Turns out that mayor Emanuel is going to take Spanish classes in order to address the Hispanics better. As my fellow citizens would say in this land: "Good for him!" Apparently, a very smart decision, and convenient, of course. Smart because the mayor could communicate better, and convenient because more people would support and sympathize with him.
According to statistics, out of the 2,850,000 Chicago residents, more than a quarter are Latino. But beware, the fact that the population is Hispanic, does not necessarily mean that speak Spanish. As a native Spanish speaker and professor of journalism in Chicago I can report that many Latino students I know were not precisely raised as active participants in their culture or language of origin.
More than once I have made the mistake of addressing in Spanish people who fit the stereotypical image of the Latino: dark eyes, skin and hair, whose name ends in "ez", for example.
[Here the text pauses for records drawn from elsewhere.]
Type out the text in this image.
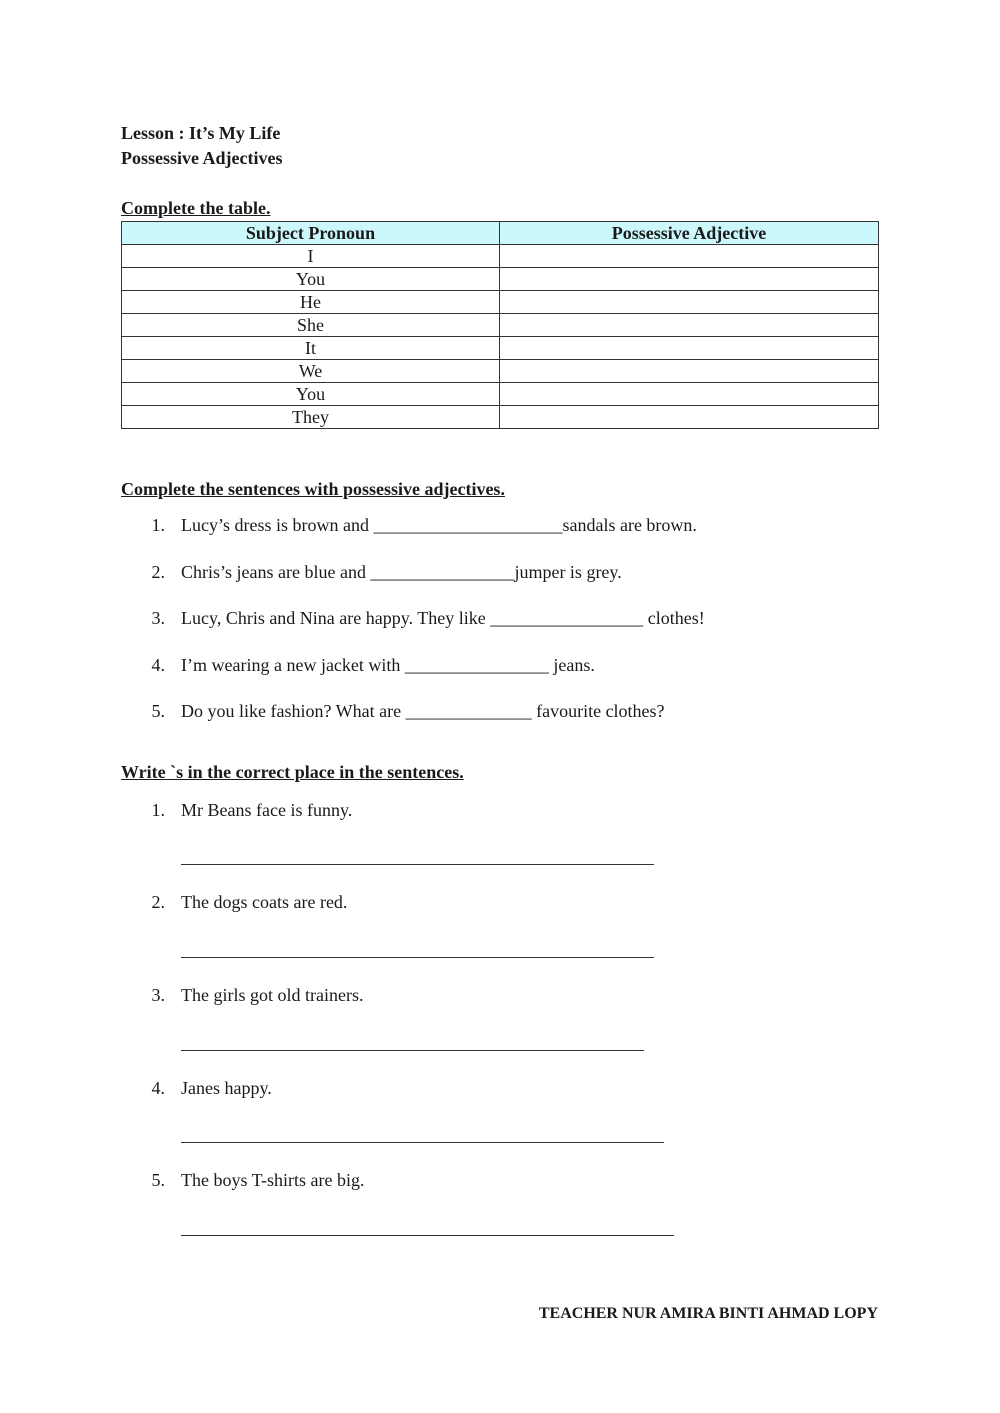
Lesson : It’s My Life
Possessive Adjectives
Complete the table.
Subject Pronoun	Possessive Adjective
I	
You	
He	
She	
It	
We	
You	
They	
Complete the sentences with possessive adjectives.
1. Lucy’s dress is brown and _____________________sandals are brown.
2. Chris’s jeans are blue and ________________jumper is grey.
3. Lucy, Chris and Nina are happy. They like _________________ clothes!
4. I’m wearing a new jacket with ________________ jeans.
5. Do you like fashion? What are ______________ favourite clothes?
Write `s in the correct place in the sentences.
1. Mr Beans face is funny.
2. The dogs coats are red.
3. The girls got old trainers.
4. Janes happy.
5. The boys T-shirts are big.
TEACHER NUR AMIRA BINTI AHMAD LOPY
In return I have gotten some perplexed reactions and confused faces that look back at me in surprise and say, "Huh?"
I don't assume anymore. Now I only speak English, and later I ask if my party speaks Spanish. Just as these students, many other people, especially Hispanics of second or third generation have chosen to embrace rightfully, the American identity. However, a large proportion of Latinos choose to identify with their origins and work to maintain their identity and language, making them part of their daily lives in this country. For them, Emanuel's bilingualism would be extremely useful.
I still wonder why the vast majority of Americans simply choose to be monolingual. One simple reason would be the belief that since the United States is the most powerful nation on the planet everybody must learn English. There wouldn't be then, a necessity to learn a second language. Other reason could be lack of time or plain laziness.
What folks do not seem to take into account is that if they were to take the opportunity to study another language, their minds would be exposed to other cultures, other social, economic and political points of view, and thus better understand the world we live in.
But studying a language other than our own is no easy task. Many whom I know say with pride: "I took four years of Spanish in school." But they never practiced it, so they only remember how to say "cerveza" or "baño".
The same goes for those who studied French, German or Latin. Many times I feel ashamed when I hear these comments. One must spend years studying and practicing a foreign language. It requires dedication and discipline. It takes work.
Mayor Emanuel starts with his personalized classes June 4, three times a week. His goal seems to be realistic: Speak basic Spanish. Although he claims that he learns quickly and has a base rooted in his previous study of Latin, I hope the mayor understands that with three classes a week he would learn only the real basics.
But I find his decision worthy of admiration, as long as he keeps in mind that if he wants to master the language he may need to be in front of City Hall for about 21 years, as Mayor Daley did ... but without losing a single session of his Spanish class. Buena suerte, mi amigo.